Studenci zaprojektują przyjazne mieszkania dla seniorów i niepełnosprawnych

Dominika Majewska
13 kwietnia 2017 (artykuł sprzed 7 lat) 
Żeby lepiej zrozumieć potrzeby seniorów i niepełnosprawnych, studenci spacerowali z zasłoniętymi oczami, jeździli na wózkach i chodzili o lasce. Żeby lepiej zrozumieć potrzeby seniorów i niepełnosprawnych, studenci spacerowali z zasłoniętymi oczami, jeździli na wózkach i chodzili o lasce.

Za wysokie progi, brak uchwytów w łazience, niewłaściwie umiejscowione szafki w kuchni - mieszkanie seniora lub osoby niepełnosprawnej może przypominać prawdziwy tor przeszkód. W najgorszym przypadku bariery architektoniczne mogą być przyczyną wypadków. Na co dzień natomiast potrafią uprzykrzyć życie i utrudnić poruszanie się w przestrzeni, która z zasady powinna być przyjazna. Studenci Politechniki Gdańskiej po raz kolejny pomogą seniorom i przeprojektują im mieszkania.



Czy seniorzy i osoby niepełnosprawne powinny otrzymywać pomoc na dostosowanie mieszkań do ich potrzeb?

Podczas czwartej już edycji warsztatów "Projektowanie Uniwersalne - jak żyć razem, nie obok siebie" grupa studentów Wydziału Architektury Politechniki Gdańskiej spotka się z seniorami i osobami niepełnosprawnymi, żeby przedyskutować problemy z dostosowaniem mieszkania czy domu do ich zmieniających się z wiekiem potrzeb. Na przestrzeni kilku ostatnich lat z pomocy przyszłych architektów zdążyło skorzystać kilkadziesiąt osób.

Jakie mieszkanie powinien mieć senior?

- Niepełnosprawność i podeszły wiek często wymagają przeprojektowania mieszkania bądź domu tak, żeby można było w nim funkcjonować pomimo ograniczeń ruchowych, kłopotów ze wzrokiem czy słuchem.
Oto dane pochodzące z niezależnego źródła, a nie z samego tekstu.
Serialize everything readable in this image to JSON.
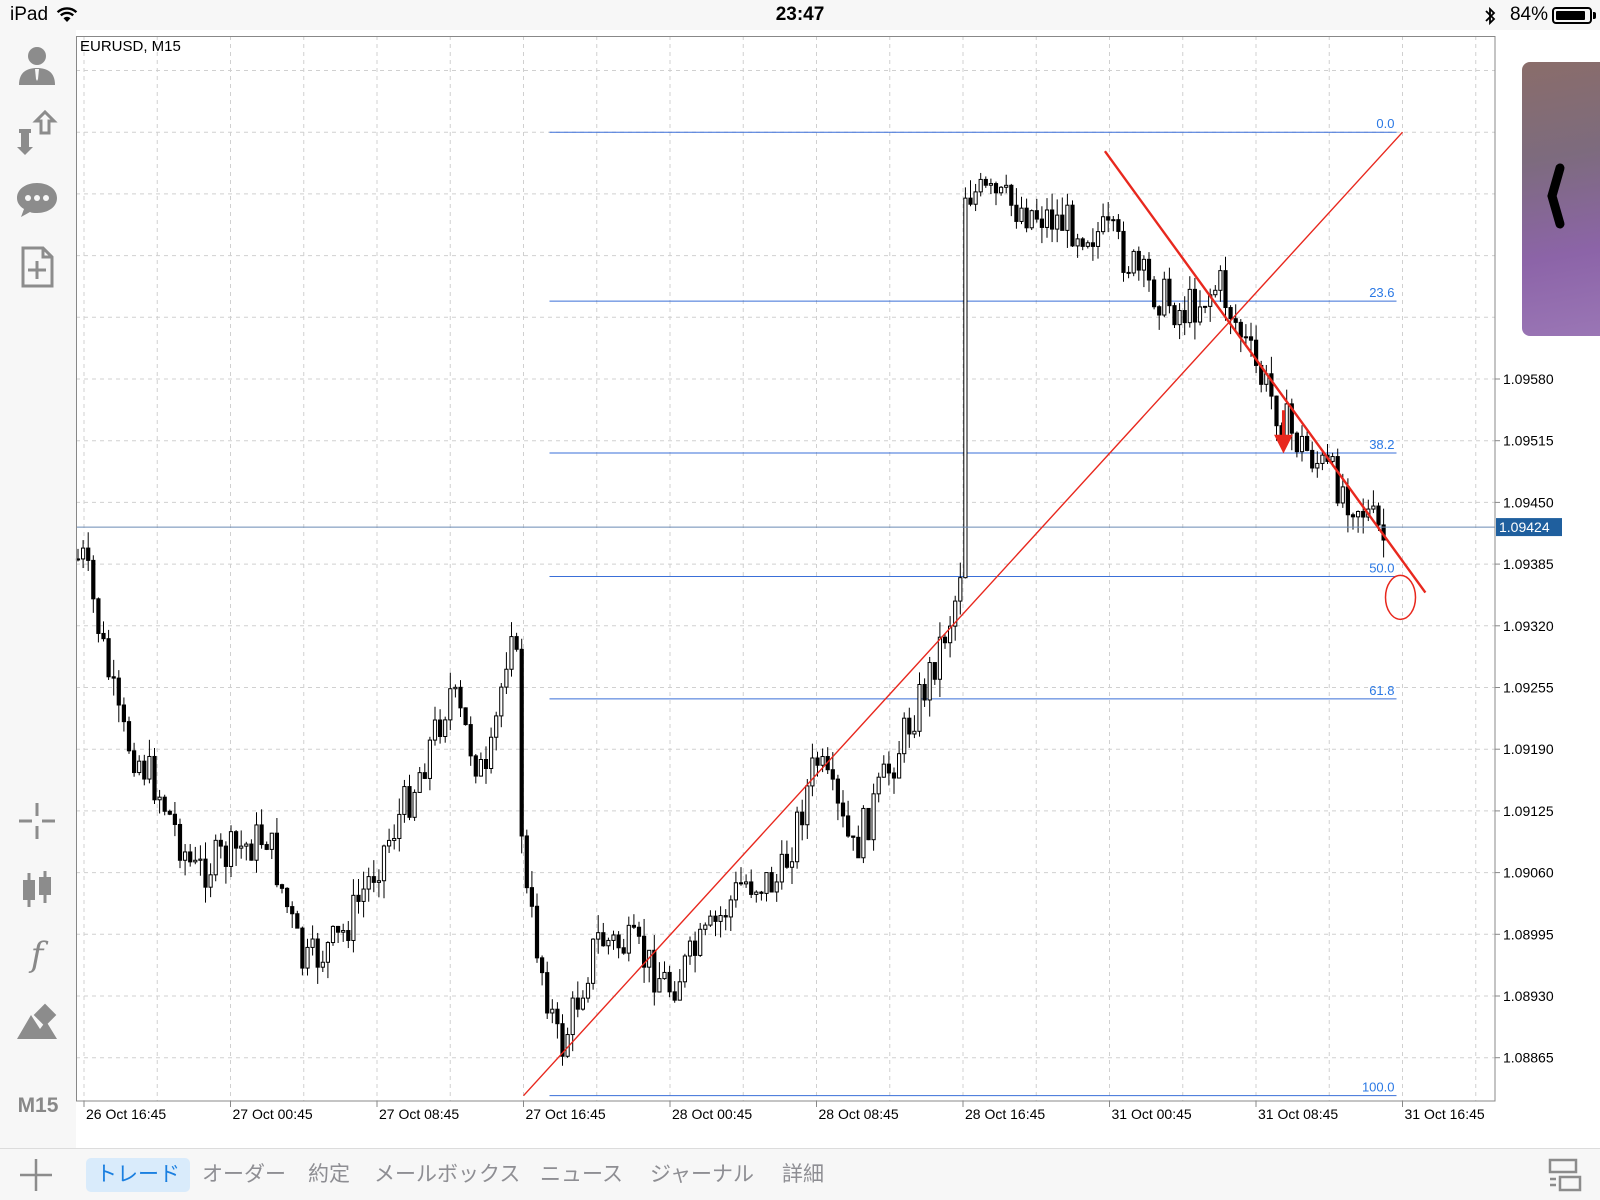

Celem warsztatów jest wskazanie możliwości takiej aranżacji mieszkania, żeby spełniało wymogi dostępności - tłumaczy dr Marek Wysocki, koordynator projektu.
W organizację warsztatów zaangażowali się również pracownicy Miejskiego Ośrodka Pomocy Rodzinie w Gdańsku oraz Miejskiego Ośrodka Pomocy Społecznej w Gdyni. Do placówek często zgłaszają się seniorzy i niepełnosprawni, którzy napotykają na trudności związane z niedostosowanym do ich potrzeb mieszkaniem.
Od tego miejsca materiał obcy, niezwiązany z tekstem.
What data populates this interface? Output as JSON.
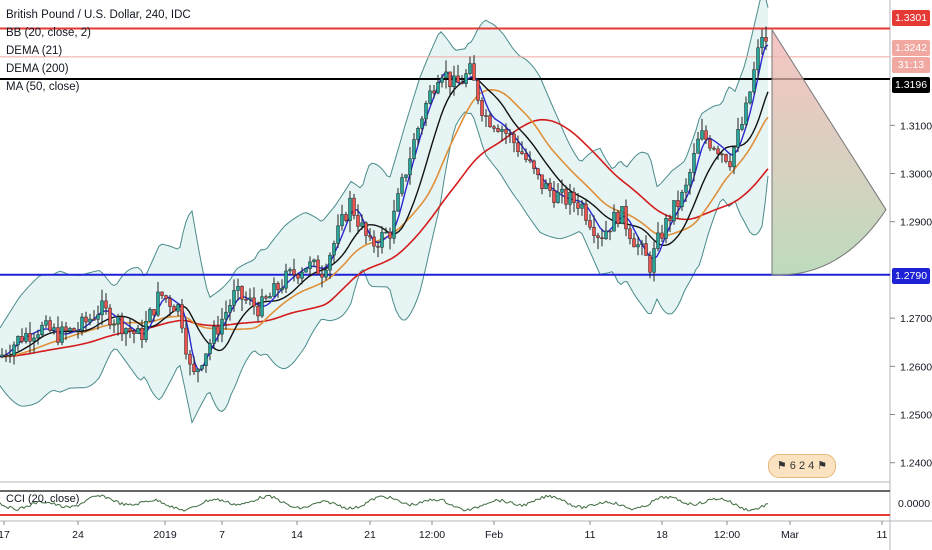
{
  "legend": {
    "title": "British Pound / U.S. Dollar, 240, IDC",
    "bb": "BB (20, close, 2)",
    "dema21": "DEMA (21)",
    "dema200": "DEMA (200)",
    "ma50": "MA (50, close)",
    "cci": "CCI (20, close)"
  },
  "price_labels": {
    "resistance": "1.3301",
    "last": "1.3242",
    "countdown": "31:13",
    "black_line": "1.3196",
    "support": "1.2790"
  },
  "badge": {
    "counts": "6  2  4"
  },
  "colors": {
    "resistance": "#e53935",
    "support": "#1e22d6",
    "black_line": "#000000",
    "candle_up": "#26a69a",
    "candle_down": "#ef5350",
    "bb_fill": "#e0f2f1",
    "bb_band": "#4a8b8b",
    "dema21": "#2828d0",
    "dema200": "#e0903a",
    "ma50": "#d41c1c",
    "projection_fill_top": "#f4b0b0",
    "projection_fill_bottom": "#a8cfa8"
  },
  "chart_data": {
    "type": "candlestick",
    "title": "British Pound / U.S. Dollar, 240, IDC",
    "x_tick_labels": [
      "17",
      "24",
      "2019",
      "7",
      "14",
      "21",
      "12:00",
      "Feb",
      "11",
      "18",
      "12:00",
      "Mar",
      "11"
    ],
    "y_tick_labels": [
      "1.3100",
      "1.3000",
      "1.2900",
      "1.2700",
      "1.2600",
      "1.2500",
      "1.2400"
    ],
    "y_range": [
      1.236,
      1.336
    ],
    "horizontal_levels": [
      {
        "name": "resistance",
        "value": 1.3301
      },
      {
        "name": "black_line",
        "value": 1.3196
      },
      {
        "name": "support",
        "value": 1.279
      }
    ],
    "last_price": 1.3242,
    "close_path": [
      {
        "x": 0,
        "y": 1.262
      },
      {
        "x": 20,
        "y": 1.266
      },
      {
        "x": 40,
        "y": 1.268
      },
      {
        "x": 60,
        "y": 1.2665
      },
      {
        "x": 80,
        "y": 1.268
      },
      {
        "x": 100,
        "y": 1.272
      },
      {
        "x": 120,
        "y": 1.269
      },
      {
        "x": 140,
        "y": 1.266
      },
      {
        "x": 160,
        "y": 1.275
      },
      {
        "x": 180,
        "y": 1.272
      },
      {
        "x": 192,
        "y": 1.257
      },
      {
        "x": 200,
        "y": 1.261
      },
      {
        "x": 215,
        "y": 1.267
      },
      {
        "x": 235,
        "y": 1.275
      },
      {
        "x": 260,
        "y": 1.272
      },
      {
        "x": 285,
        "y": 1.278
      },
      {
        "x": 305,
        "y": 1.281
      },
      {
        "x": 322,
        "y": 1.28
      },
      {
        "x": 335,
        "y": 1.286
      },
      {
        "x": 350,
        "y": 1.294
      },
      {
        "x": 370,
        "y": 1.285
      },
      {
        "x": 390,
        "y": 1.288
      },
      {
        "x": 405,
        "y": 1.3
      },
      {
        "x": 420,
        "y": 1.311
      },
      {
        "x": 440,
        "y": 1.322
      },
      {
        "x": 455,
        "y": 1.318
      },
      {
        "x": 470,
        "y": 1.321
      },
      {
        "x": 485,
        "y": 1.312
      },
      {
        "x": 500,
        "y": 1.31
      },
      {
        "x": 520,
        "y": 1.305
      },
      {
        "x": 540,
        "y": 1.298
      },
      {
        "x": 560,
        "y": 1.295
      },
      {
        "x": 580,
        "y": 1.294
      },
      {
        "x": 600,
        "y": 1.287
      },
      {
        "x": 620,
        "y": 1.292
      },
      {
        "x": 635,
        "y": 1.286
      },
      {
        "x": 650,
        "y": 1.281
      },
      {
        "x": 660,
        "y": 1.287
      },
      {
        "x": 672,
        "y": 1.292
      },
      {
        "x": 685,
        "y": 1.296
      },
      {
        "x": 700,
        "y": 1.308
      },
      {
        "x": 715,
        "y": 1.306
      },
      {
        "x": 730,
        "y": 1.303
      },
      {
        "x": 745,
        "y": 1.312
      },
      {
        "x": 755,
        "y": 1.322
      },
      {
        "x": 763,
        "y": 1.3298
      },
      {
        "x": 768,
        "y": 1.3242
      }
    ],
    "projection_cone": {
      "apex_price": 1.3298,
      "upper_price": 1.2925,
      "lower_price": 1.279
    },
    "cci_zero_label": "0.0000"
  }
}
- Skarżą się m.in. na przeszkody w dostępie do łazienki, zbyt wysokie progi, trudności z dosięganiem do szafek, brakiem możliwości swobodnego przemieszczania się między poszczególnymi pomieszczeniami. Wprowadzenie udogodnień ma ogromne znaczenie dla poprawy komfortu życia osób starszych i niepełnosprawnych. Studenci, m.in. przy naszym wsparciu, pomagają usunąć uciążliwe bariery architektoniczne - tłumaczy Sylwia Ressel, rzeczniczka MOPR w Gdańsku.
Seniorzy dostają gotowe projekty, a studenci ćwiczą projektowanie

Jak przekonuje koordynator projektu, największym utrapieniem osób w podeszłym wieku i z niepełnosprawnościami pozostaje łazienka. I zazwyczaj właśnie od udoskonalenia rozwiązań w tym pomieszczeniu zaczyna się praca studentów z uczestnikami warsztatów. Zalety międzypokoleniowej współpracy chwalą sobie też młodzi adepci architektury, dla których praca z seniorami jest często pierwszym poważnym zawodowym wyzwaniem.
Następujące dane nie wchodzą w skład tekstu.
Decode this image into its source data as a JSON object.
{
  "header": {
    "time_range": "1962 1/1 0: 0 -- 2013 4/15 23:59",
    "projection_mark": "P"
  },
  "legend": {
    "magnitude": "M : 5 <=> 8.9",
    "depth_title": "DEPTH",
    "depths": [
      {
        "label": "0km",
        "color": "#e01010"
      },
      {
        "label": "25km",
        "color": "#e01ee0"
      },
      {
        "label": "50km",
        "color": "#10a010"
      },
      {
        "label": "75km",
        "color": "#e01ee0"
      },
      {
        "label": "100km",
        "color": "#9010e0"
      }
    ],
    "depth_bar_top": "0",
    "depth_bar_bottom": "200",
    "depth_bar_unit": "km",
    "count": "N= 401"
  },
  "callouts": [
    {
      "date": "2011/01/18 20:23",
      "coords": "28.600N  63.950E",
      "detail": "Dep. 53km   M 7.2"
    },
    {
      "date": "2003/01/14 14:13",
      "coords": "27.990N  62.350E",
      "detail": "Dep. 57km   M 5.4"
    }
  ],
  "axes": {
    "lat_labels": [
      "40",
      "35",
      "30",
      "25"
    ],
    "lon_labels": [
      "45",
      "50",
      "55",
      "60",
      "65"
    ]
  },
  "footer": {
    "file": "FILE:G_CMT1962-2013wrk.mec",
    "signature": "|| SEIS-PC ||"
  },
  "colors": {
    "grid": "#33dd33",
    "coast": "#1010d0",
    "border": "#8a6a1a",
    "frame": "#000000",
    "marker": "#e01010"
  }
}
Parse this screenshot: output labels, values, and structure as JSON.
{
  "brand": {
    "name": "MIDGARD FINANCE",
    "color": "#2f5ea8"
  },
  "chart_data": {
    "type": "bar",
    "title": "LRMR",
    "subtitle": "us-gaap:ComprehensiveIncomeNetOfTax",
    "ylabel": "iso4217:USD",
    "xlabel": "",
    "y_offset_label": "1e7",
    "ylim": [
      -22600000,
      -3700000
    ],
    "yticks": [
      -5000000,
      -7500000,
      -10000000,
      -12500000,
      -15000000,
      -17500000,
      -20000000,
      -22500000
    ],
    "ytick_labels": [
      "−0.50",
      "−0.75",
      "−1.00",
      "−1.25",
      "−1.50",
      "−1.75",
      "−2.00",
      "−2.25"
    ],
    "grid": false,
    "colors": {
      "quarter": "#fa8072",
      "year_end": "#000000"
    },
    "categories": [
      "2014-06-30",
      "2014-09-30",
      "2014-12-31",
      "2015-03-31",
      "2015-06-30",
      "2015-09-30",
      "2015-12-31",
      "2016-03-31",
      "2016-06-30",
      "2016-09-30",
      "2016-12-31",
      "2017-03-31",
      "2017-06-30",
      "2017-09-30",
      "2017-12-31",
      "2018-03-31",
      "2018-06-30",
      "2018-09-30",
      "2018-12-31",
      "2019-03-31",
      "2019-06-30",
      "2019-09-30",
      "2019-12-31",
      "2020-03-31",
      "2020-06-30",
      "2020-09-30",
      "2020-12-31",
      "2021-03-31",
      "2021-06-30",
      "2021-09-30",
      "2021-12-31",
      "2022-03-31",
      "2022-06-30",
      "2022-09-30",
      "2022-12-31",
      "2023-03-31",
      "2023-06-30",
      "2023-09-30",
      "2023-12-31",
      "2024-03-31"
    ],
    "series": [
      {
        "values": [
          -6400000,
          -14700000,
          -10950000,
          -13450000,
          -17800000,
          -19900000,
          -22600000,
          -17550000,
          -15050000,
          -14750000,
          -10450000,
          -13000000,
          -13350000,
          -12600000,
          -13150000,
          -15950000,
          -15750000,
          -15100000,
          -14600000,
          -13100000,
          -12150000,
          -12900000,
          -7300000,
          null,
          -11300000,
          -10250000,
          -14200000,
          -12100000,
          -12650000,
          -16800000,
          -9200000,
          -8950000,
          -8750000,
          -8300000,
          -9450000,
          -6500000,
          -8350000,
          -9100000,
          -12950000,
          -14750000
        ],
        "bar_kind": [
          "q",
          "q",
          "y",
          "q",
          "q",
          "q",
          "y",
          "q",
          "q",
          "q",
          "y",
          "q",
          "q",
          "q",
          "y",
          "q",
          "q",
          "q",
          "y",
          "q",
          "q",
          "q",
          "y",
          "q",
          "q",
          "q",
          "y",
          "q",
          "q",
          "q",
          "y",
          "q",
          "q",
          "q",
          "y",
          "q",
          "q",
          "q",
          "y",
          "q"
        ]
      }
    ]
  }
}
- Studenci architektury często po raz pierwszy mają kontakt z prawdziwym klientem i stają w obliczu jego oczekiwań. Koncentrujemy się na zaprojektowaniu całej przestrzeni mieszkania, a nie na wybranych pomieszczeniach, co dodatkowo stanowi dla nich ciekawe wyzwanie i daje realną możliwość sprawdzenia się - opowiada dr Wysocki.
Studenci z Międzywydziałowego Koła Naukowego Projektowania Uniwersalnego pomogą seniorom i niepełnosprawnym w aranżacji przyjaznej przestrzeni. Studenci z Międzywydziałowego Koła Naukowego Projektowania Uniwersalnego pomogą seniorom i niepełnosprawnym w aranżacji przyjaznej przestrzeni.
Efektem konsultacji z seniorami i niepełnosprawnymi są gotowe projekty nowej aranżacji wnętrz. Potem mogą zacząć się jednak przysłowiowe schody - Politechnika Gdańska nie dysponuje funduszami na realizację pomysłów, a sposobów na finansowanie udogodnień trzeba poszukać na własną rękę. W praktyce z pomocą przychodzą wówczas pracownicy MOPR, którzy pomagają w zdobyciu środków z Państwowego Funduszu Rehabilitacji Osób Niepełnosprawnych. Wysokość dofinansowania na przystosowanie mieszkania lub domu uzależniona jest od wielu czynników i może wynieść nawet kilkadziesiąt tysięcy złotych.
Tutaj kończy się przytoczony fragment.